The Lurker in the Fridge
That’s what makes mustard and thousands of other foodstuffs commercially marginal: they’re not staples, and none of them are regular purchases. One jar of fancy mustard will take up residence in your fridge for a very long time. It will probably stick around long enough to become part of the family. You’ll get to know it over the course of a very long lifespan relative to the other denizens of your fridge because you’ll consume it very slowly, as it becomes crusty and dried out over the span of a good six to twelve months. This lifespan makes gourmet mustard something you’ll probably buy very infrequently, which means it’s very difficult for anyone to turn over enough sales of small-batch gourmet mustard to make a living off it.
If that’s the case, why are there so many fancy mustard manufacturers? And bespoke jam makers? And specialty cracker outfits? And niche cheese folk? I can count at least half a dozen kinds of each of those foodstuffs on the shelves of any chi-chi food shop in my neighbourhood. Unfortunately, there aren’t enough chi-chi food shops in the world to support the number of specialty food operations out there, especially since the same suppliers rarely repeat from one store to the next, it seems.
Mustard: Destroyer of Dreams
The answer to this mustardy dilemma is that gourmet foodstuffs are often what happens when entrepreneurs are tempted by high margins on a product, and don’t take volume into account, combined with the allure of a “hobby” business. A hobby business is when you try to turn what you love – usually a part-time passion, hobby or past-time – into a business. Without a hard, honest profit projection, this is a recipe for disaster: the temptation of doing what you love combined with the allure of high margins shunts aside any calculation of sales volume for the niche products typically associated with these businesses.
These products tempt entrepreneurs because they see the margins on such a small food item, and see only the potential. Unfortunately, entrepreneurs are notoriously lousy at math; otherwise, they’d look at the number of units they need to sell to make a decent living from these products, calculate the number of units that need to move through each store per week, multiply that by the number of stores that will stock a given specialty item, and come to the inevitable result that they probably won’t make as much money off gourmet mustard/jam/crackers/cheese as they think they will.
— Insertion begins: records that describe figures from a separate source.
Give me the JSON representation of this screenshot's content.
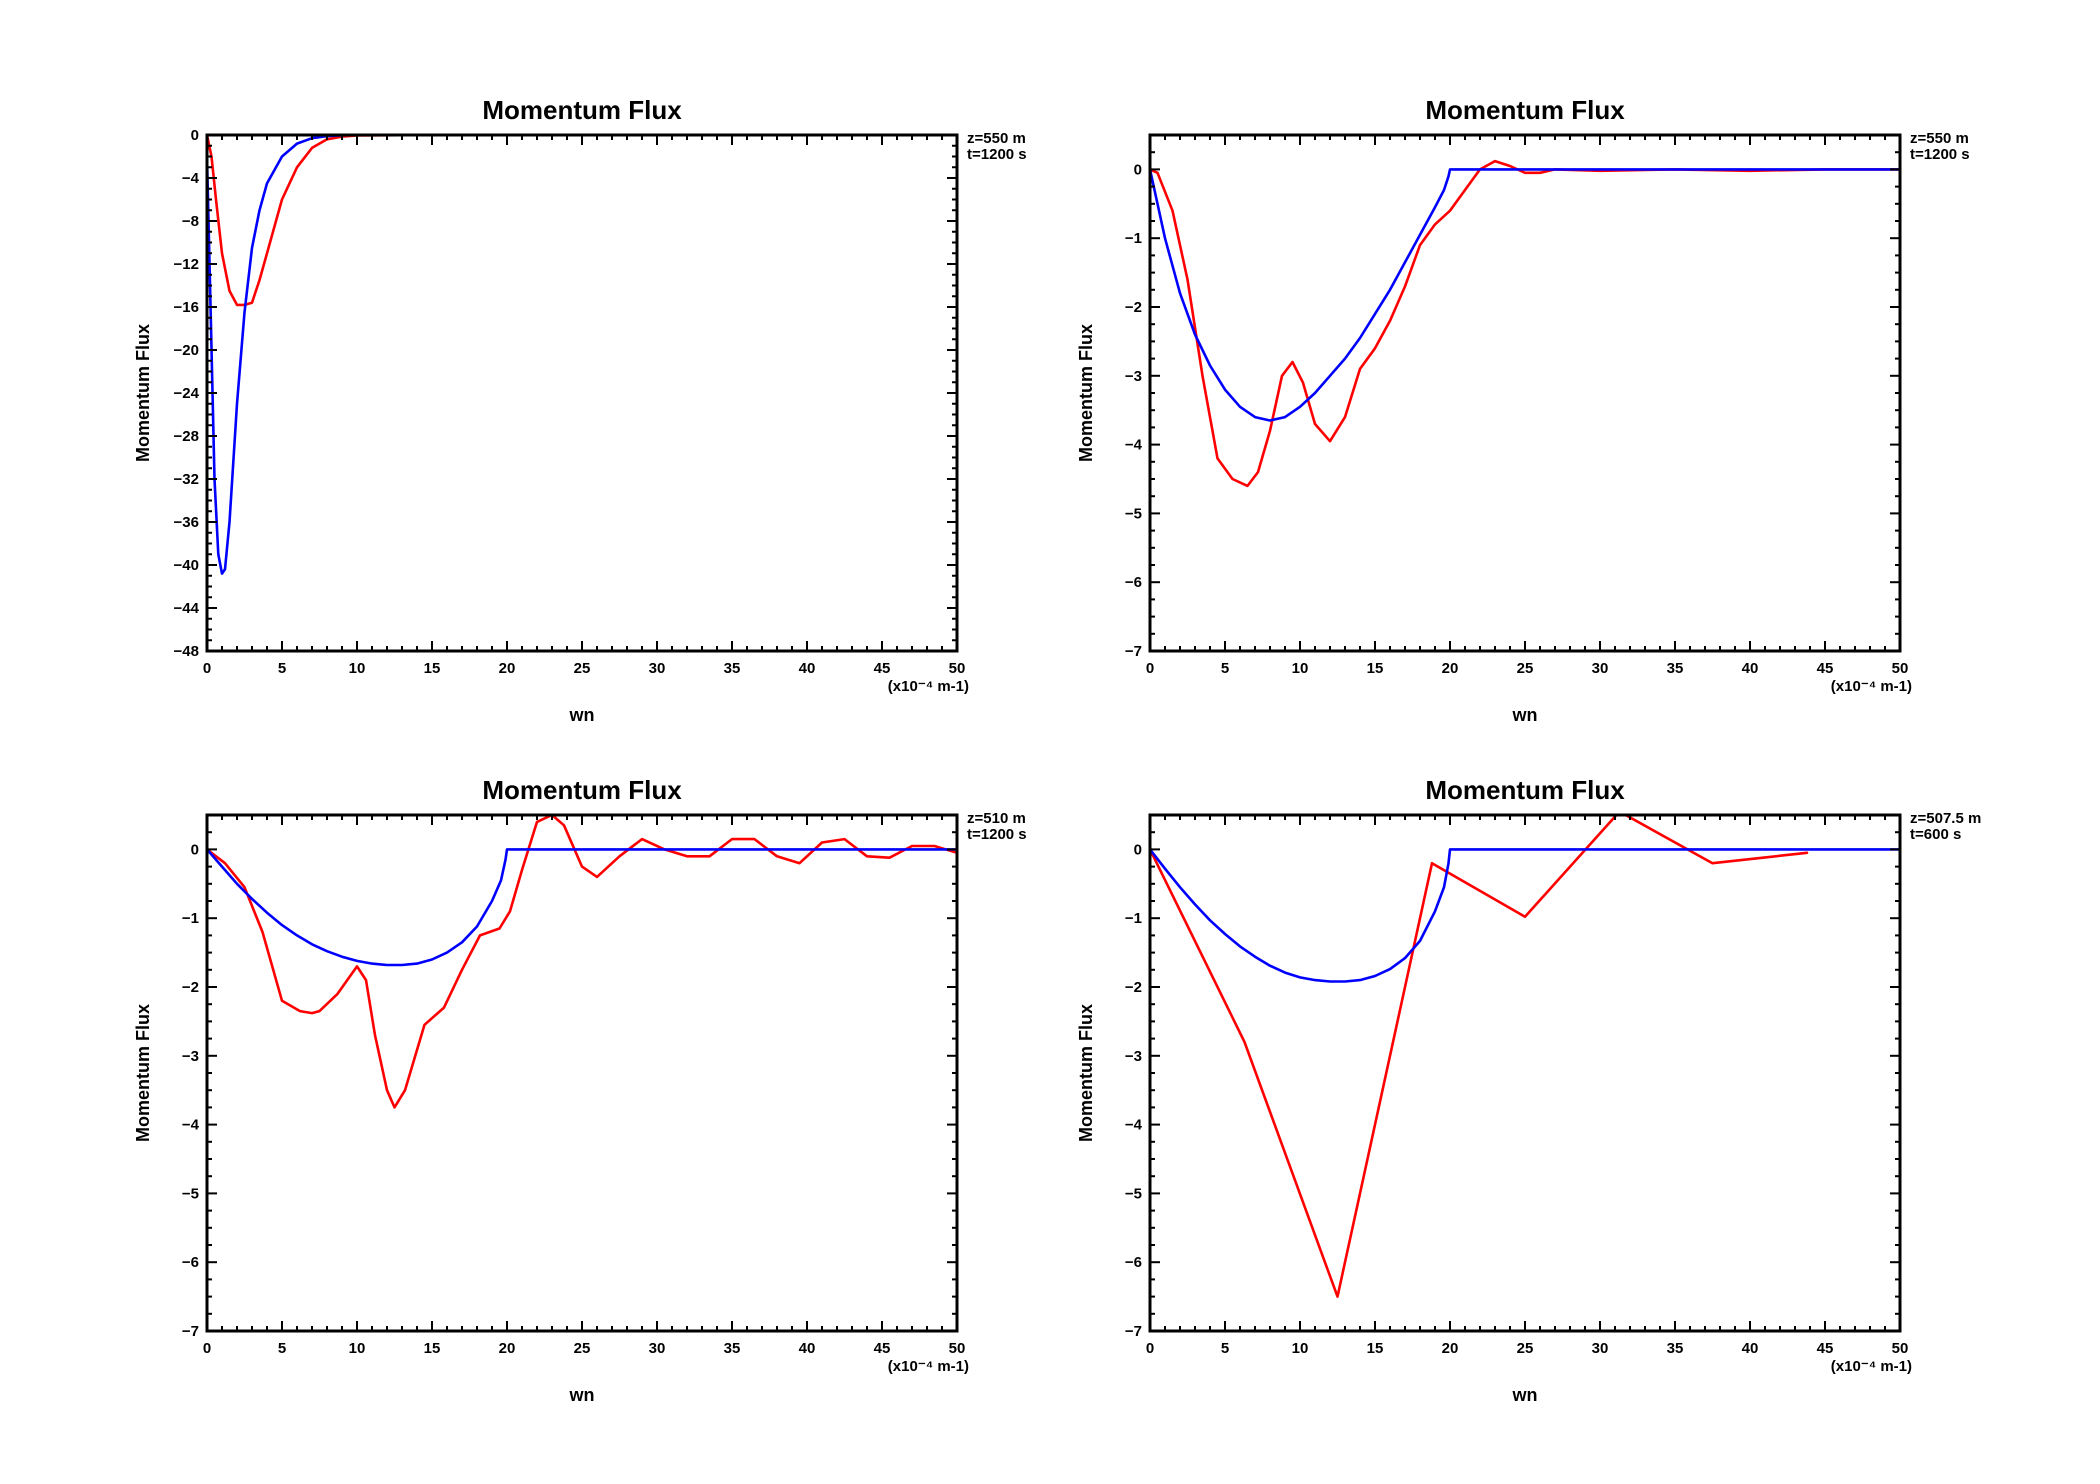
{
  "chart_data": [
    {
      "type": "line",
      "title": "Momentum Flux",
      "xlabel": "wn",
      "ylabel": "Momentum Flux",
      "x_unit_note": "(x10⁻⁴ m-1)",
      "annotations": [
        "z=550 m",
        "t=1200 s"
      ],
      "xlim": [
        0,
        50
      ],
      "ylim": [
        -48,
        0
      ],
      "xticks": [
        0,
        5,
        10,
        15,
        20,
        25,
        30,
        35,
        40,
        45,
        50
      ],
      "yticks": [
        0,
        -4,
        -8,
        -12,
        -16,
        -20,
        -24,
        -28,
        -32,
        -36,
        -40,
        -44,
        -48
      ],
      "grid": false,
      "series": [
        {
          "color": "#ff0000",
          "x": [
            0,
            0.3,
            0.6,
            1.0,
            1.5,
            2.0,
            2.5,
            3.0,
            3.5,
            4.0,
            4.5,
            5.0,
            6.0,
            7.0,
            8.0,
            9.0,
            10.0,
            15,
            20,
            30,
            40,
            50
          ],
          "y": [
            0,
            -2,
            -6,
            -11,
            -14.5,
            -15.8,
            -15.8,
            -15.6,
            -13.5,
            -11,
            -8.5,
            -6,
            -3,
            -1.2,
            -0.4,
            -0.15,
            -0.05,
            0,
            0,
            0,
            0,
            0
          ]
        },
        {
          "color": "#0000ff",
          "x": [
            0,
            0.25,
            0.5,
            0.75,
            1.0,
            1.2,
            1.5,
            2.0,
            2.5,
            3.0,
            3.5,
            4.0,
            5.0,
            6.0,
            7.0,
            8.0,
            9.0,
            10.0,
            15,
            20,
            30,
            40,
            50
          ],
          "y": [
            -2,
            -17,
            -32,
            -39,
            -40.8,
            -40.4,
            -36,
            -25,
            -16.5,
            -10.5,
            -7,
            -4.5,
            -2,
            -0.8,
            -0.3,
            -0.1,
            -0.03,
            0,
            0,
            0,
            0,
            0,
            0
          ]
        }
      ]
    },
    {
      "type": "line",
      "title": "Momentum Flux",
      "xlabel": "wn",
      "ylabel": "Momentum Flux",
      "x_unit_note": "(x10⁻⁴ m-1)",
      "annotations": [
        "z=550 m",
        "t=1200 s"
      ],
      "xlim": [
        0,
        50
      ],
      "ylim": [
        -7,
        0.5
      ],
      "xticks": [
        0,
        5,
        10,
        15,
        20,
        25,
        30,
        35,
        40,
        45,
        50
      ],
      "yticks": [
        0,
        -1,
        -2,
        -3,
        -4,
        -5,
        -6,
        -7
      ],
      "grid": false,
      "series": [
        {
          "color": "#ff0000",
          "x": [
            0,
            0.5,
            1.5,
            2.5,
            3.5,
            4.5,
            5.5,
            6.5,
            7.2,
            8.0,
            8.8,
            9.5,
            10.2,
            11,
            12,
            13,
            14,
            15,
            16,
            17,
            18,
            19,
            20,
            21,
            22,
            23,
            24,
            25,
            26,
            27,
            30,
            35,
            40,
            45,
            50
          ],
          "y": [
            0,
            -0.05,
            -0.6,
            -1.6,
            -3.0,
            -4.2,
            -4.5,
            -4.6,
            -4.4,
            -3.8,
            -3.0,
            -2.8,
            -3.1,
            -3.7,
            -3.95,
            -3.6,
            -2.9,
            -2.6,
            -2.2,
            -1.7,
            -1.1,
            -0.8,
            -0.6,
            -0.3,
            0.0,
            0.12,
            0.05,
            -0.05,
            -0.05,
            0.0,
            -0.02,
            0.0,
            -0.02,
            0.0,
            0.0
          ]
        },
        {
          "color": "#0000ff",
          "x": [
            0,
            1,
            2,
            3,
            4,
            5,
            6,
            7,
            8,
            9,
            10,
            11,
            12,
            13,
            14,
            15,
            16,
            17,
            18,
            19,
            19.6,
            19.9,
            20,
            30,
            40,
            50
          ],
          "y": [
            0,
            -1.0,
            -1.8,
            -2.4,
            -2.85,
            -3.2,
            -3.45,
            -3.6,
            -3.65,
            -3.6,
            -3.45,
            -3.25,
            -3.0,
            -2.75,
            -2.45,
            -2.1,
            -1.75,
            -1.35,
            -0.95,
            -0.55,
            -0.3,
            -0.1,
            0,
            0,
            0,
            0
          ]
        }
      ]
    },
    {
      "type": "line",
      "title": "Momentum Flux",
      "xlabel": "wn",
      "ylabel": "Momentum Flux",
      "x_unit_note": "(x10⁻⁴ m-1)",
      "annotations": [
        "z=510 m",
        "t=1200 s"
      ],
      "xlim": [
        0,
        50
      ],
      "ylim": [
        -7,
        0.5
      ],
      "xticks": [
        0,
        5,
        10,
        15,
        20,
        25,
        30,
        35,
        40,
        45,
        50
      ],
      "yticks": [
        0,
        -1,
        -2,
        -3,
        -4,
        -5,
        -6,
        -7
      ],
      "grid": false,
      "series": [
        {
          "color": "#ff0000",
          "x": [
            0,
            1.2,
            2.5,
            3.7,
            5.0,
            6.2,
            7.0,
            7.5,
            8.7,
            10.0,
            10.6,
            11.2,
            12.0,
            12.5,
            13.2,
            14.5,
            15.8,
            17.0,
            18.2,
            19.5,
            20.2,
            21.0,
            22.0,
            23.0,
            23.8,
            25.0,
            26.0,
            27.5,
            29.0,
            30.5,
            32.0,
            33.5,
            35.0,
            36.5,
            38.0,
            39.5,
            41.0,
            42.5,
            44.0,
            45.5,
            47.0,
            48.5,
            50
          ],
          "y": [
            0,
            -0.2,
            -0.55,
            -1.2,
            -2.2,
            -2.35,
            -2.38,
            -2.35,
            -2.1,
            -1.7,
            -1.9,
            -2.7,
            -3.5,
            -3.75,
            -3.5,
            -2.55,
            -2.3,
            -1.75,
            -1.25,
            -1.15,
            -0.9,
            -0.3,
            0.4,
            0.5,
            0.35,
            -0.25,
            -0.4,
            -0.1,
            0.15,
            0.0,
            -0.1,
            -0.1,
            0.15,
            0.15,
            -0.1,
            -0.2,
            0.1,
            0.15,
            -0.1,
            -0.12,
            0.05,
            0.05,
            -0.05
          ]
        },
        {
          "color": "#0000ff",
          "x": [
            0,
            1,
            2,
            3,
            4,
            5,
            6,
            7,
            8,
            9,
            10,
            11,
            12,
            13,
            14,
            15,
            16,
            17,
            18,
            19,
            19.6,
            19.9,
            20,
            30,
            40,
            50
          ],
          "y": [
            0,
            -0.25,
            -0.5,
            -0.72,
            -0.92,
            -1.1,
            -1.25,
            -1.38,
            -1.48,
            -1.56,
            -1.62,
            -1.66,
            -1.68,
            -1.68,
            -1.66,
            -1.6,
            -1.5,
            -1.35,
            -1.12,
            -0.75,
            -0.45,
            -0.15,
            0,
            0,
            0,
            0
          ]
        }
      ]
    },
    {
      "type": "line",
      "title": "Momentum Flux",
      "xlabel": "wn",
      "ylabel": "Momentum Flux",
      "x_unit_note": "(x10⁻⁴ m-1)",
      "annotations": [
        "z=507.5 m",
        "t=600 s"
      ],
      "xlim": [
        0,
        50
      ],
      "ylim": [
        -7,
        0.5
      ],
      "xticks": [
        0,
        5,
        10,
        15,
        20,
        25,
        30,
        35,
        40,
        45,
        50
      ],
      "yticks": [
        0,
        -1,
        -2,
        -3,
        -4,
        -5,
        -6,
        -7
      ],
      "grid": false,
      "series": [
        {
          "color": "#ff0000",
          "x": [
            0,
            6.3,
            12.5,
            18.8,
            25.0,
            31.3,
            37.5,
            43.8
          ],
          "y": [
            0,
            -2.8,
            -6.5,
            -0.2,
            -0.98,
            0.55,
            -0.2,
            -0.05
          ]
        },
        {
          "color": "#0000ff",
          "x": [
            0,
            1,
            2,
            3,
            4,
            5,
            6,
            7,
            8,
            9,
            10,
            11,
            12,
            13,
            14,
            15,
            16,
            17,
            18,
            19,
            19.6,
            19.9,
            20,
            30,
            40,
            50
          ],
          "y": [
            0,
            -0.28,
            -0.55,
            -0.8,
            -1.03,
            -1.23,
            -1.41,
            -1.56,
            -1.69,
            -1.79,
            -1.86,
            -1.9,
            -1.92,
            -1.92,
            -1.9,
            -1.84,
            -1.74,
            -1.58,
            -1.33,
            -0.9,
            -0.55,
            -0.2,
            0,
            0,
            0,
            0
          ]
        }
      ]
    }
  ]
}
A trip to the local fancy food store won’t show you the history of failed fancy foods that were on the shelves the year before. Impulse buys and Christmas-time desperation purchases – when you can’t figure out what the hell else to get finicky Aunt Judy – only move so much product. This results in the gradual death of untold numbers of niche suppliers. Unfortunately, unless you keep track of what appears and disappears on the shelves of Ye Olde Gourmet Shoppe, you’ll never see that bigger picture.
How to Avoid the Heartbreak of Mustard
The lesson is this: it’s important to differentiate “fun” from “lucrative,” “hobby” from “business,” and “margin” from “revenue.” Doing what you love is admirable, but it doesn’t guarantee a living, and too many niche products begin life as “Gosh, I love doing this and people tell me I’m good at it – I should start a business!” Likewise, margins are lucrative, but not when volume is so low you can’t make a living from them. Too many entrepreneurs are blind to these calculations, which is probably a major contributing factor to 80% of them failing in their first 18 months. So think with your head, not with your heart, before you make that leap into the niche, marginal end of the pool. I have faith that the award-winning Mrs. McGariggle (if that is your real name…) and Mr. Kozlik will be around in five years. I’m not so sure about the legion of other micro-mustarderies. And cheese whizzes. And jammers. And cracker-makers.